Maybe it is time to accept that your expectations works only on paper but not in reality.
These are the undeniable facts. The rest are words, analysis, complaints of those who are out of the market: “It is the market that is wrong, I’m right!” If the goal of investing is to be right, it may well be. I thought it was making money
Where were you in 2022 ? 😅 lots of cheap stocks back then
Hi Sven, I love your channel and a longterm subscriber , could you do european Tech Stocks?
Thank you. That was the perfect !!! headline today 😀 😀 😀 …
WP Carey Video please Sven!
Im a value investor: bought Berkshire in 2020, rheinmetall in 2022, meta in 2022, Bawag in 2023 and also palantir in 2023, applovin in 2022, supermicro Computer in early 2023, dell in 2023, transmedics in 2024, hims in 2024, also nutrien / mosaic and ADM in 2024. now im going from hype to conservative Investments
For me all rational as a value investor to sell many stocks now and be happy about my wins and go on vacation 😅
Sven, I am a big Asia bull, half of my portfolio is China. But, one cannot compare CK with Apple. Apple has a very high ROIC, CK does not. Without growth, it means nothing for Apple, but even a modest growth (5%) means a lot regarding value creation. Curious to hear your thoughts on this.
your view on CE now?
Hi sven in germany we have a saying : “The dumpest Farmers have the biggest potatos”
But i prefer Value investing in the long run. Bec most dump Farmers getting out of business likeley in the long run.
What’s irrational is to underestimate the political risk in China. Especially after so many value investors saw their investments in Russia go to zero and some got lucky and sold before that. But they were still taking a huge risk to invest in Russia.
The political risk is overestimated, IMO. I own some Chinese ADRs and if something really bad happens (less likely than many people think), I will convert them to HK.
Chinese politics are very different from Russia, I think Xi is going to find a way to work with USA, the economic pressure weights on politics too much.
2:57 More precise: we got COVID.
Thank you👍
China is not democratic country and has become even more autocratic in recent years. You can wake up one morning with value of your investments zero if they decide to confiscate foreign investments or for example invade Taiwan. After 2014 a lot of people were saying that Russia is great investment. As for CK Hutchison it is conglomerate of business that you would expect to trade at low PE, telecom, infrastructure, retail and ports are at risk of global trade war so naturally can expect slightly lower PE, perhaps PE is slightly lower but hardly a great business.
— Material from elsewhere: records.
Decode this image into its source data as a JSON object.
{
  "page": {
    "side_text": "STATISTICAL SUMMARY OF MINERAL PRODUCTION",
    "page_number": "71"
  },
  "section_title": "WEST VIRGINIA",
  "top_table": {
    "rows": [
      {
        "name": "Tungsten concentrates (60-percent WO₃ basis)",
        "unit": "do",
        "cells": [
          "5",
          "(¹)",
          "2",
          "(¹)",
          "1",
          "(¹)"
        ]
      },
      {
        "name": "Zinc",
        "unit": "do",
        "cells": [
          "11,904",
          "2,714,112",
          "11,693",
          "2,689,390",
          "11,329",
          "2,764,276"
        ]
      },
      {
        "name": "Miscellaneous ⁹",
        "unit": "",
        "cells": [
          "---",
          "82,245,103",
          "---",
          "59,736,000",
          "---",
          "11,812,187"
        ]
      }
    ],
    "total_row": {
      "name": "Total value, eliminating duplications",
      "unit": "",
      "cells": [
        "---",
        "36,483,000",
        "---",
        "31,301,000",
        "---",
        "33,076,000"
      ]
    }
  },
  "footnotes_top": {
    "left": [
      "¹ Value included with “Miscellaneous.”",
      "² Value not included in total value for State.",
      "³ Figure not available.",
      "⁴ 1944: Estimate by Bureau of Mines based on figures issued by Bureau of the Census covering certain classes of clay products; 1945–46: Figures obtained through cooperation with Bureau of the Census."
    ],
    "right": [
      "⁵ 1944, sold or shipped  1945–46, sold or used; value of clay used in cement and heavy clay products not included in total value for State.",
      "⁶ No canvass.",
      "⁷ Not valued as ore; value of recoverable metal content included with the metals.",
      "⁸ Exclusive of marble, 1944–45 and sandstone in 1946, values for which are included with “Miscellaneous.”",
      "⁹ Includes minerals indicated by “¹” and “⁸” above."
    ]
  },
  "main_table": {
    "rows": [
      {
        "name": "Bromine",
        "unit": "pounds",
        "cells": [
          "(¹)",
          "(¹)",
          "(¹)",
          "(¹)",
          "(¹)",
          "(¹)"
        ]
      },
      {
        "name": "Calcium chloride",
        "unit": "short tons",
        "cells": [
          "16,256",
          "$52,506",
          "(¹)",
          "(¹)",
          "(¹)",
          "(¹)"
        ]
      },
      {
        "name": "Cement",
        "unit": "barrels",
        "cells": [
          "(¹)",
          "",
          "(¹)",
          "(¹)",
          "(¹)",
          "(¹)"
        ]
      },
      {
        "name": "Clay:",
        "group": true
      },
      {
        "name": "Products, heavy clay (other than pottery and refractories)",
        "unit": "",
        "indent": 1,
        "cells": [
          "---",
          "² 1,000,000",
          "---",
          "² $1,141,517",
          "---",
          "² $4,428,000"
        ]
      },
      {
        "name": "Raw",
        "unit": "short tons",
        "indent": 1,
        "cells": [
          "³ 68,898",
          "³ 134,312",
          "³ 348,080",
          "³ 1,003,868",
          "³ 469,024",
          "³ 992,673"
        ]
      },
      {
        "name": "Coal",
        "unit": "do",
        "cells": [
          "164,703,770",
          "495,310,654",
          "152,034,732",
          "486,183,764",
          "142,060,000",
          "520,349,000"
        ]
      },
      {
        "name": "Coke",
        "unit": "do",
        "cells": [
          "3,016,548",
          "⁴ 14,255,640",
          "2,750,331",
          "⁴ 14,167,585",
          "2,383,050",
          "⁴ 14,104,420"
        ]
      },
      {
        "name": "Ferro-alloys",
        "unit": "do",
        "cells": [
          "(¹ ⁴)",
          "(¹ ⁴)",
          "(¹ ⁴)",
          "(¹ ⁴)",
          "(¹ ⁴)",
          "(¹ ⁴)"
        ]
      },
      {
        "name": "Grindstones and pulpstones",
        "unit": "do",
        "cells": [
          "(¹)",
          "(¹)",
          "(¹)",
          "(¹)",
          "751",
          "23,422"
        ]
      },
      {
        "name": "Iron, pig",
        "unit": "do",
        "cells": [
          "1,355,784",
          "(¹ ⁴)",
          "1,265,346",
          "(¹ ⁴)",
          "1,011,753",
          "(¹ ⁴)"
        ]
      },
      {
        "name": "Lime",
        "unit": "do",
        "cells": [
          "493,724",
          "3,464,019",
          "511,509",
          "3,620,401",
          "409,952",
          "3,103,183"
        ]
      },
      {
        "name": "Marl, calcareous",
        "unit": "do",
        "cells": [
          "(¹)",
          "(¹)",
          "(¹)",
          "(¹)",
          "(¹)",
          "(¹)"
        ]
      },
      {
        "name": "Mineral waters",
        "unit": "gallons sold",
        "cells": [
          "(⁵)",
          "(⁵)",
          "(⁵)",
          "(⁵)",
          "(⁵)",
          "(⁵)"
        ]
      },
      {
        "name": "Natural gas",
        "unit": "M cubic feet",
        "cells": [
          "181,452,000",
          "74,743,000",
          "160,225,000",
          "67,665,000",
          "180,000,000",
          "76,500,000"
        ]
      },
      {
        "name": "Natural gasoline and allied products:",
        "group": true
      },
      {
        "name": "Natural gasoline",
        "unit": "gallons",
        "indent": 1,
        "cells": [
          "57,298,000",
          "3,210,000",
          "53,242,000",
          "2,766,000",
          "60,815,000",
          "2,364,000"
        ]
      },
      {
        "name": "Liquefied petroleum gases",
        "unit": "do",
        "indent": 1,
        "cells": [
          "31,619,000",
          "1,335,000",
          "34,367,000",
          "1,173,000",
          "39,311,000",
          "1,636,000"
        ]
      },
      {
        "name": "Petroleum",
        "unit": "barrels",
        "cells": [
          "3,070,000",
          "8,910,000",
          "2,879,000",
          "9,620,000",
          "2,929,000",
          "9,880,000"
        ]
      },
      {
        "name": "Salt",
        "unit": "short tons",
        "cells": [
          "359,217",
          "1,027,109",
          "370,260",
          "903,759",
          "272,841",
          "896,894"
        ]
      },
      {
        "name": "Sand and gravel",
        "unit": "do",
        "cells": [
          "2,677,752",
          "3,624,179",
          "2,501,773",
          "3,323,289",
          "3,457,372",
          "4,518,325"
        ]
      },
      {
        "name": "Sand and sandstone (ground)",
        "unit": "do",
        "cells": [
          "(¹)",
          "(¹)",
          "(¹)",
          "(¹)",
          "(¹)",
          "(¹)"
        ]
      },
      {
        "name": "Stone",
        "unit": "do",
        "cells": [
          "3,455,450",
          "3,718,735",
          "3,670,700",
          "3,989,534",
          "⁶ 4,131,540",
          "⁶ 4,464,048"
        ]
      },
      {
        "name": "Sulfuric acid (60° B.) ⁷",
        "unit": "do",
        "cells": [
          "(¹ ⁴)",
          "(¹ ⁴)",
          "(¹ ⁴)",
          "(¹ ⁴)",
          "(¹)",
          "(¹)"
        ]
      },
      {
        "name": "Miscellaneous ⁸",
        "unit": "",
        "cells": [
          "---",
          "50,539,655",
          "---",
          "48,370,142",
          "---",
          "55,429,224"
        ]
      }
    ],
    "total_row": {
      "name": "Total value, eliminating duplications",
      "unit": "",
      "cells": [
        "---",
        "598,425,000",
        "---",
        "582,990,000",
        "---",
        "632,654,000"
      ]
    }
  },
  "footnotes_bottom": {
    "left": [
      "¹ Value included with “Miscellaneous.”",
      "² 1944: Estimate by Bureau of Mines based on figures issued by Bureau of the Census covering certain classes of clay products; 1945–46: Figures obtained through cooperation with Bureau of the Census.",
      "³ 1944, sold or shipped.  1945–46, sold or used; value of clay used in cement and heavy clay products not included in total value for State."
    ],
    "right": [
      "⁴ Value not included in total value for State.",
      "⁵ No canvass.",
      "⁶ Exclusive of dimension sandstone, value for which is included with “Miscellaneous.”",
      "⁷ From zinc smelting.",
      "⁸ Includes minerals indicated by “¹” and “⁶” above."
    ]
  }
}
yea I was confused. TSLA went up 40% in 5 days
Nothing changed in their fundamentals.
Very tempted to buy but I resist. It makes no sense.
It does feel sad that we weren’t invited to Trump’s rally party though…
Wow, comparing Apple to CK Hutchinson to proof your point is really bad comparison. If you took Meta and Tencent that would make some sort of sense. Your analysis is really becoming more of a rant against the market.
You had solid entry prices in Meta and Amazon in 2022/23 for example. I can’t remember if you also owned Alphabet. But you sold them very early because of a risk/reward reasons. By the time and now I did not understand it. You do not emphasize the Debt/Ebit or Debt/Ebitda ratios in any of your companies you recommended lately. Most of the time they are highly levered, have a huge asset base and declining margins. These are simply not quality businesses. And talking about building a portfolio for decades when these companies returned way less than the broader market and their cycles only last for fey years doesn’t make sense at all.
What happened to your YouTube portfolio? Where are the updates?
When US stocks will crash people will never get money back it will hurt badly. Question is when, sooner than later now.